Philippines : visée par un mandat d'arrêt, la vice-présidente Duterte a payé sa caution
La vice-présidente philippine Sara Duterte a versé sa caution samedi dans un tribunal de Manille, au lendemain de la délivrance d'un mandat d'arrêt à son encontre pour des menaces de mort contre le président Ferdinand Marcos, son épouse et un ancien député.
Mme Duterte, 48 ans, a été inculpée le mois dernier pour "menaces graves", après avoir affirmé lors d'une conférence de presse avoir engagé un tueur à gages pour assassiner le président, son épouse et son cousin, l'ancien député Paolo Duterte, si elle-même venait à être tuée.
Elle a ensuite déclaré que ses propos avaient été mal interprétés.
Cette menace présumée constitue également un élément central du procès en destitution de la vice-présidente devant le Sénat. Outre sa destitution, une condamnation entraînerait son interdiction définitive d'exercer une fonction politique.

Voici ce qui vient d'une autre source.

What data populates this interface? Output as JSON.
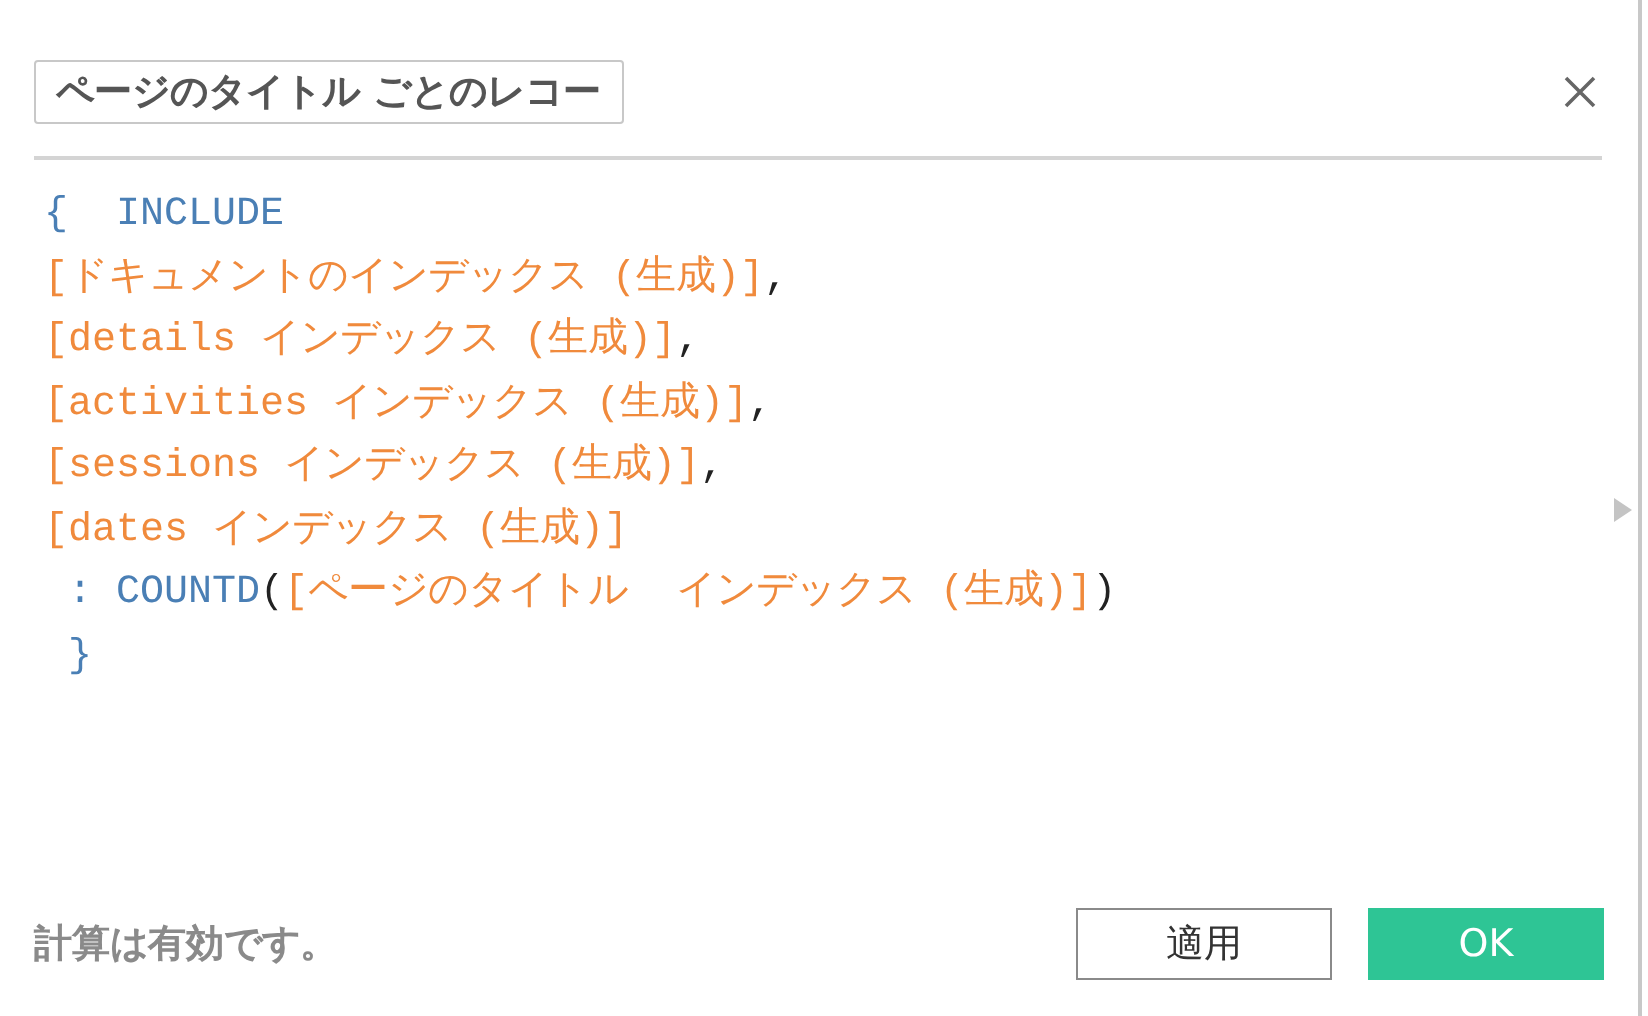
{
  "title_field": {
    "value": "ページのタイトル ごとのレコー"
  },
  "code_lines": [
    [
      {
        "kind": "keyword",
        "text": "{  INCLUDE"
      }
    ],
    [
      {
        "kind": "field",
        "text": "[ドキュメントのインデックス (生成)]"
      },
      {
        "kind": "punct",
        "text": ","
      }
    ],
    [
      {
        "kind": "field",
        "text": "[details インデックス (生成)]"
      },
      {
        "kind": "punct",
        "text": ","
      }
    ],
    [
      {
        "kind": "field",
        "text": "[activities インデックス (生成)]"
      },
      {
        "kind": "punct",
        "text": ","
      }
    ],
    [
      {
        "kind": "field",
        "text": "[sessions インデックス (生成)]"
      },
      {
        "kind": "punct",
        "text": ","
      }
    ],
    [
      {
        "kind": "field",
        "text": "[dates インデックス (生成)]"
      }
    ],
    [
      {
        "kind": "keyword",
        "text": " : COUNTD"
      },
      {
        "kind": "punct",
        "text": "("
      },
      {
        "kind": "field",
        "text": "[ページのタイトル  インデックス (生成)]"
      },
      {
        "kind": "punct",
        "text": ")"
      }
    ],
    [
      {
        "kind": "keyword",
        "text": " }"
      }
    ]
  ],
  "status": "計算は有効です。",
  "buttons": [
    {
      "kind": "secondary",
      "label": "適用"
    },
    {
      "kind": "primary",
      "label": "OK"
    }
  ]
}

"La vice-présidente s'est présentée volontairement devant le tribunal qui a émis le mandat, il n'y avait donc pas lieu de l'arrêter", a déclaré son avocat, Lawrence Lim. Peu auparavant, Mme Duterte était sortie du tribunal en brandissant une ordonnance confirmant qu'elle avait versé une caution en espèces d'un montant de 360.000 pesos (environ 4.945 euros).

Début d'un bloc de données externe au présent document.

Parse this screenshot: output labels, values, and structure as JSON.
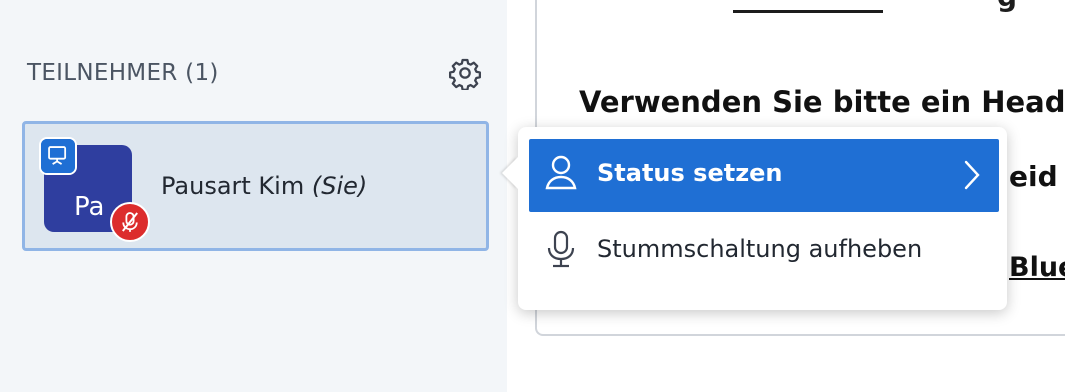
{
  "sidebar": {
    "title": "TEILNEHMER (1)",
    "settings_icon": "gear-icon",
    "participant": {
      "initials": "Pa",
      "name": "Pausart Kim",
      "you_label": "(Sie)",
      "presenter_icon": "presenter-icon",
      "mic_icon": "muted-mic-icon"
    }
  },
  "main": {
    "heading": "Verwenden Sie bitte ein Head",
    "fragment_top": "g",
    "fragment_right": "eid",
    "link_fragment": "Blue"
  },
  "context_menu": {
    "items": [
      {
        "label": "Status setzen",
        "icon": "user-icon",
        "has_submenu": true
      },
      {
        "label": "Stummschaltung aufheben",
        "icon": "microphone-icon",
        "has_submenu": false
      }
    ]
  },
  "colors": {
    "accent": "#1f6fd4",
    "avatar": "#2f3e9f",
    "muted": "#dc2c2c",
    "sidebar_bg": "#f3f6f9",
    "selected_bg": "#dde6ef"
  }
}
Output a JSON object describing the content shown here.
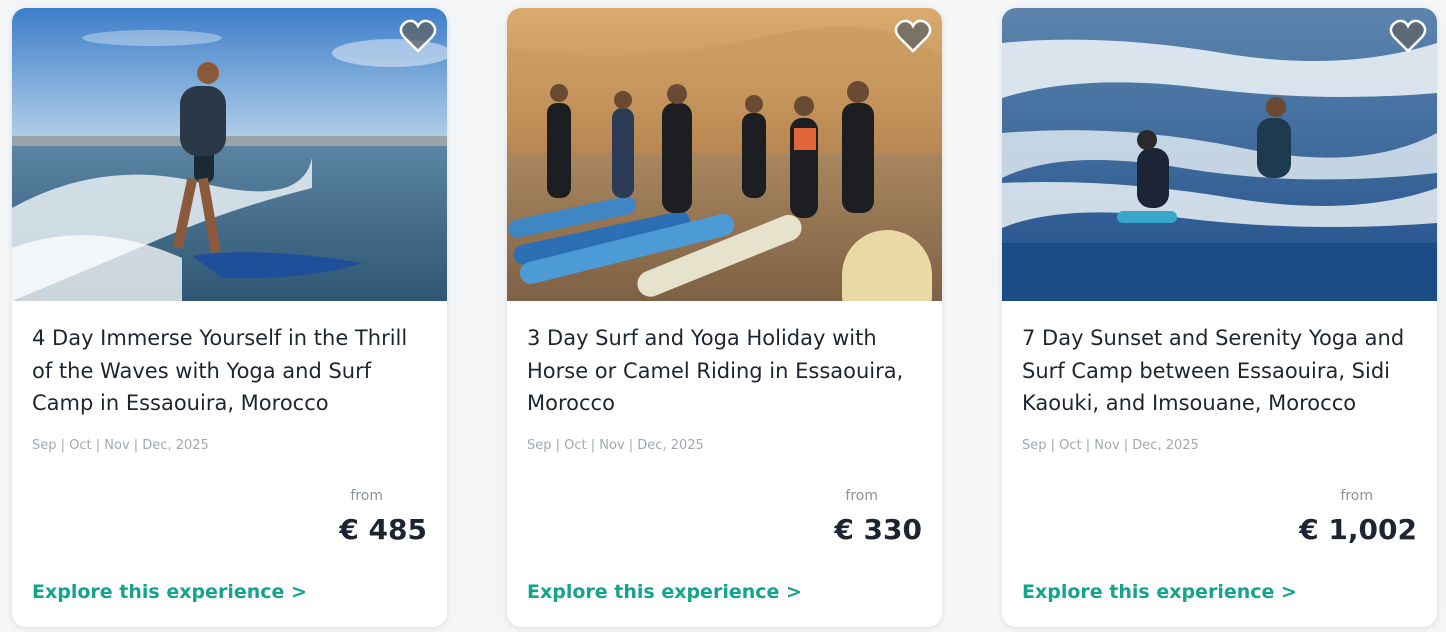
{
  "cards": [
    {
      "title": "4 Day Immerse Yourself in the Thrill of the Waves with Yoga and Surf Camp in Essaouira, Morocco",
      "dates": "Sep | Oct | Nov | Dec, 2025",
      "from_label": "from",
      "price": "€ 485",
      "cta": "Explore this experience >",
      "favorite_icon": "heart-icon"
    },
    {
      "title": "3 Day Surf and Yoga Holiday with Horse or Camel Riding in Essaouira, Morocco",
      "dates": "Sep | Oct | Nov | Dec, 2025",
      "from_label": "from",
      "price": "€ 330",
      "cta": "Explore this experience >",
      "favorite_icon": "heart-icon"
    },
    {
      "title": "7 Day Sunset and Serenity Yoga and Surf Camp between Essaouira, Sidi Kaouki, and Imsouane, Morocco",
      "dates": "Sep | Oct | Nov | Dec, 2025",
      "from_label": "from",
      "price": "€ 1,002",
      "cta": "Explore this experience >",
      "favorite_icon": "heart-icon"
    }
  ],
  "colors": {
    "accent": "#14a38b",
    "title_text": "#1f2530",
    "muted_text": "#a3a8b0",
    "heart_fill": "#5d6166"
  }
}
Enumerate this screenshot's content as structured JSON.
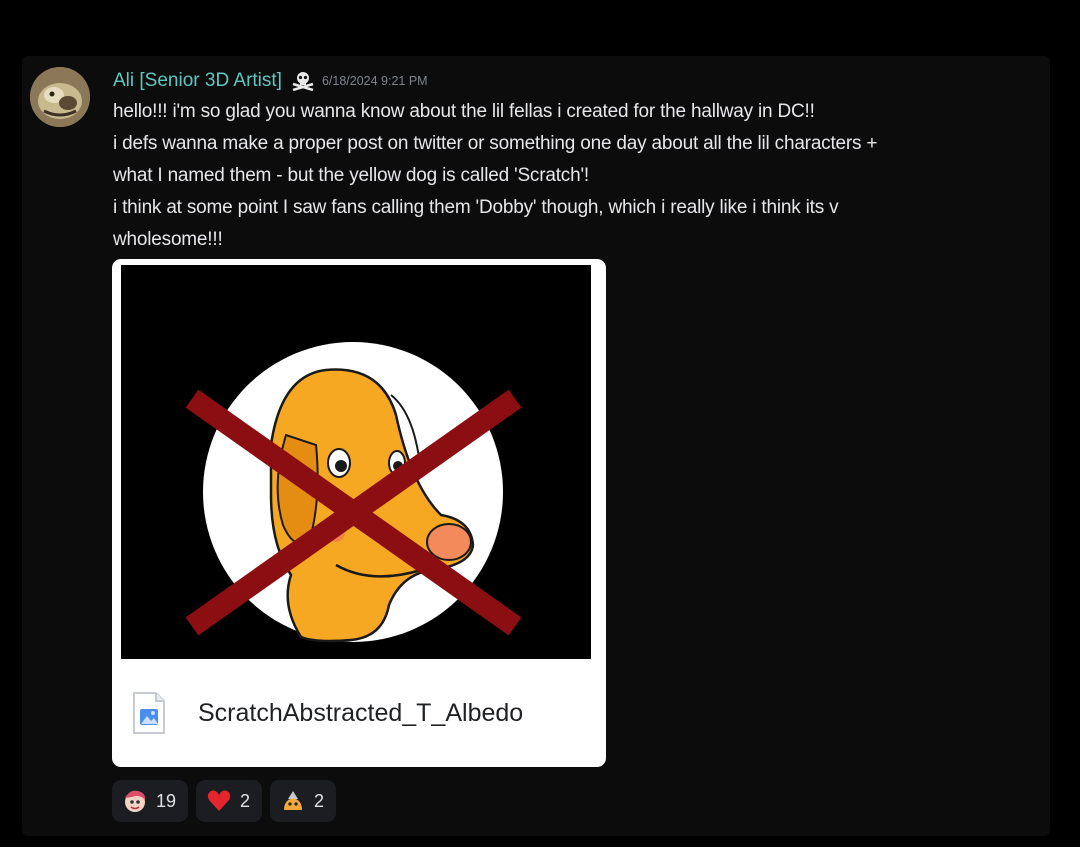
{
  "message": {
    "author": "Ali [Senior 3D Artist]",
    "role_icon": "skull-crossbones-icon",
    "timestamp": "6/18/2024 9:21 PM",
    "lines": [
      "hello!!! i'm so glad you wanna know about the lil fellas i created for the hallway in DC!!",
      "i defs wanna make a proper post on twitter or something one day about all the lil characters +",
      "what I named them - but the yellow dog is called 'Scratch'!",
      "i think at some point I saw fans calling them 'Dobby' though, which i really like i think its v",
      "wholesome!!!"
    ]
  },
  "attachment": {
    "file_name": "ScratchAbstracted_T_Albedo",
    "file_icon": "image-file-icon",
    "image_description_icon": "crossed-out-yellow-dog-icon"
  },
  "reactions": [
    {
      "emoji": "character-face-emoji",
      "count": "19"
    },
    {
      "emoji": "red-heart-emoji",
      "count": "2"
    },
    {
      "emoji": "little-creature-emoji",
      "count": "2"
    }
  ],
  "colors": {
    "username": "#5fc7bf",
    "text": "#e6e7ea",
    "timestamp": "#7f848c",
    "cross": "#8b0f12",
    "dog": "#f7a823"
  }
}
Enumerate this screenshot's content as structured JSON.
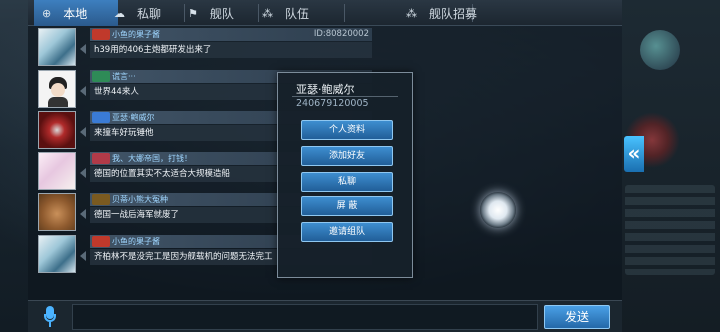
{
  "tabs": [
    {
      "label": "本地",
      "icon": "globe-icon",
      "glyph": "⊕",
      "active": true
    },
    {
      "label": "私聊",
      "icon": "chat-bubble-icon",
      "glyph": "☁",
      "active": false
    },
    {
      "label": "舰队",
      "icon": "fleet-icon",
      "glyph": "⚑",
      "active": false
    },
    {
      "label": "队伍",
      "icon": "team-icon",
      "glyph": "⁂",
      "active": false
    },
    {
      "label": "舰队招募",
      "icon": "recruit-icon",
      "glyph": "⁂",
      "active": false
    }
  ],
  "messages": [
    {
      "name": "小鱼的果子酱",
      "uid": "ID:80820002",
      "text": "h39用的406主炮都研发出来了",
      "badge_color": "#c0392b",
      "avatar": "anime-avatar-icon"
    },
    {
      "name": "谎言···",
      "uid": "",
      "text": "世界44来人",
      "badge_color": "#2e8b57",
      "avatar": "cartoon-boy-avatar-icon"
    },
    {
      "name": "亚瑟·鲍威尔",
      "uid": "",
      "text": "来撞车好玩锤他",
      "badge_color": "#3a7bd5",
      "avatar": "emblem-avatar-icon"
    },
    {
      "name": "我、大娜帝国，打钱！",
      "uid": "",
      "text": "德国的位置其实不太适合大规模造船",
      "badge_color": "#b03a48",
      "avatar": "anime-girl-avatar-icon"
    },
    {
      "name": "贝蒂小熊大冤种",
      "uid": "",
      "text": "德国一战后海军就废了",
      "badge_color": "#7a5a20",
      "avatar": "teddy-bear-avatar-icon"
    },
    {
      "name": "小鱼的果子酱",
      "uid": "",
      "text": "齐柏林不是没完工是因为舰载机的问题无法完工",
      "badge_color": "#c0392b",
      "avatar": "anime-avatar-icon"
    }
  ],
  "context_menu": {
    "name": "亚瑟·鲍威尔",
    "id": "240679120005",
    "buttons": [
      "个人资料",
      "添加好友",
      "私聊",
      "屏 蔽",
      "邀请组队"
    ]
  },
  "input": {
    "value": ""
  },
  "send_label": "发送"
}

Avant d'entrer, elle avait déclaré aux journalistes craindre pour sa vie : "je ne veux pas (verser de caution) si personne ne surveille", a-t-elle indiqué, affirmant être victime de harcèlement de la part de la police.
"Vont-ils me jeter en prison et, une nuit, je mourrai dans mon sommeil ?", a-t-elle ajouté.
Selon le code pénal philippin, elle encourt jusqu'à six mois d'emprisonnement en cas de condamnation pour "menaces graves".
L'équipe juridique de la vice-présidente avait publié vendredi un communiqué indiquant qu'elle n'avait "aucune intention de se soustraire à la loi et qu'elle" exercerait "tous ses recours juridiques".
Sara Duterte a été mise en accusation en mai par la Chambre des représentants pour plusieurs chefs, notamment corruption et détournement de fonds. Une condamnation par le Sénat mettrait fin à ses ambitions de briguer la présidence en 2028.
Les Philippines vivent une période de forte tensions politiques depuis la brouille entre le président Ferdinand Marcos et Mme Duterte, son alliée au moment de la présidentielle de 2022.
La mésentente a rapidement éclaté au grand jour quand M. Marcos lui a confié le portefeuille de l'Education - dont elle a démissionné ensuite en juin 2024-, au lieu de la Défense qu'elle convoitait.
Sara Duterte disposait il y a encore quelques mois d'importants soutiens au Sénat et de l'appui de deux influentes sectes chrétiennes qui ont organisé de gigantesques manifestations en sa faveur.